Where\(\tan \theta {\bf{ = }}\frac{{\frac{1}{{(\gamma C)}} - \gamma L}}{R}{\bf{ = }}\frac{{\frac{1}{C}{\bf{ - }}L{\gamma ^2}}}{{\gamma R}}\).

Let's rewrite the steady-state current obtained in part \(\left( {\bf{c}} \right)\)

\(\begin{aligned}{c}{I_p}(t){\bf{ = }}\frac{{{E_0}}}{{\sqrt {{R^2}{\bf{ + }}{{(\gamma L{\bf{ - }}\frac{1}{{(\gamma C)}})}^2}} }}{e^{i(\gamma t{\bf{ + }}\theta )}}\\{\bf{ = }}\frac{{{E_0}}}{{\sqrt {{R^2}{\bf{ + }}{{(\gamma L{\bf{ - }}\frac{1}{{(\gamma C)}})}^2}} }}(\cos (\gamma t{\bf{ + }}\theta ) + i\sin (\gamma t{\bf{ + }}\theta ))\end{aligned}\)

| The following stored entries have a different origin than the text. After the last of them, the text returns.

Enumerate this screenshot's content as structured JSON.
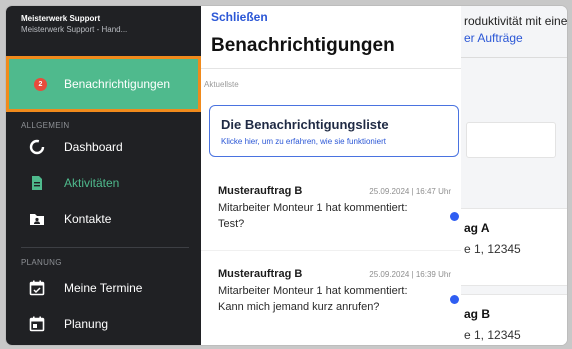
{
  "app": {
    "title": "Meisterwerk Support",
    "subtitle": "Meisterwerk Support - Hand..."
  },
  "sidebar": {
    "active_item": {
      "label": "Benachrichtigungen",
      "badge": "2",
      "icon": "bell-icon"
    },
    "sections": [
      {
        "label": "ALLGEMEIN",
        "items": [
          {
            "label": "Dashboard",
            "icon": "dashboard-ring-icon",
            "active": false
          },
          {
            "label": "Aktivitäten",
            "icon": "document-icon",
            "active": true
          },
          {
            "label": "Kontakte",
            "icon": "contacts-folder-icon",
            "active": false
          }
        ]
      },
      {
        "label": "PLANUNG",
        "items": [
          {
            "label": "Meine Termine",
            "icon": "calendar-check-icon",
            "active": false
          },
          {
            "label": "Planung",
            "icon": "calendar-icon",
            "active": false
          }
        ]
      }
    ]
  },
  "panel": {
    "close_label": "Schließen",
    "title": "Benachrichtigungen",
    "recent_label": "Aktuellste",
    "info": {
      "title": "Die Benachrichtigungsliste",
      "subtitle": "Klicke hier, um zu erfahren, wie sie funktioniert"
    },
    "notifications": [
      {
        "title": "Musterauftrag B",
        "time": "25.09.2024 | 16:47 Uhr",
        "body": "Mitarbeiter Monteur 1 hat kommentiert: Test?",
        "unread": true
      },
      {
        "title": "Musterauftrag B",
        "time": "25.09.2024 | 16:39 Uhr",
        "body": "Mitarbeiter Monteur 1 hat kommentiert: Kann mich jemand kurz anrufen?",
        "unread": true
      }
    ]
  },
  "background": {
    "top_text": "roduktivität mit eine",
    "link_text": "er Aufträge",
    "cards": [
      {
        "title": "ag A",
        "sub": "e 1, 12345"
      },
      {
        "title": "ag B",
        "sub": "e 1, 12345"
      }
    ]
  },
  "colors": {
    "sidebar_bg": "#202124",
    "active_green": "#4fba8d",
    "highlight_orange": "#f08a1c",
    "badge_red": "#e74c3c",
    "link_blue": "#2b57d6",
    "unread_dot": "#2f5ef2"
  }
}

Where\(\tan \theta = \frac{{\frac{1}{C}{\bf{ - }}L{\gamma ^2}}}{{\gamma R}}\). Now it is easy to see that the imaginary part of \({I_p}\) is\({\mathop{\rm Im}\nolimits} \left( {{I_p}(t)} \right){\bf{ = }}\frac{{{E_0}\sin (\gamma t + \theta )}}{{\sqrt {{R^2}{\bf{ + }}{{(\gamma L{\bf{ - }}\frac{1}{{(\gamma C)}})}^2}} }}\)where \(\tan \theta {\bf{ = }}\frac{{\frac{1}{C}{\bf{ - }}L{\gamma ^2}}}{{\gamma R}}\)which is identical to the solution given in the equation \(\left( {{\bf{10}}} \right)\)in the textbook, that one wants to show.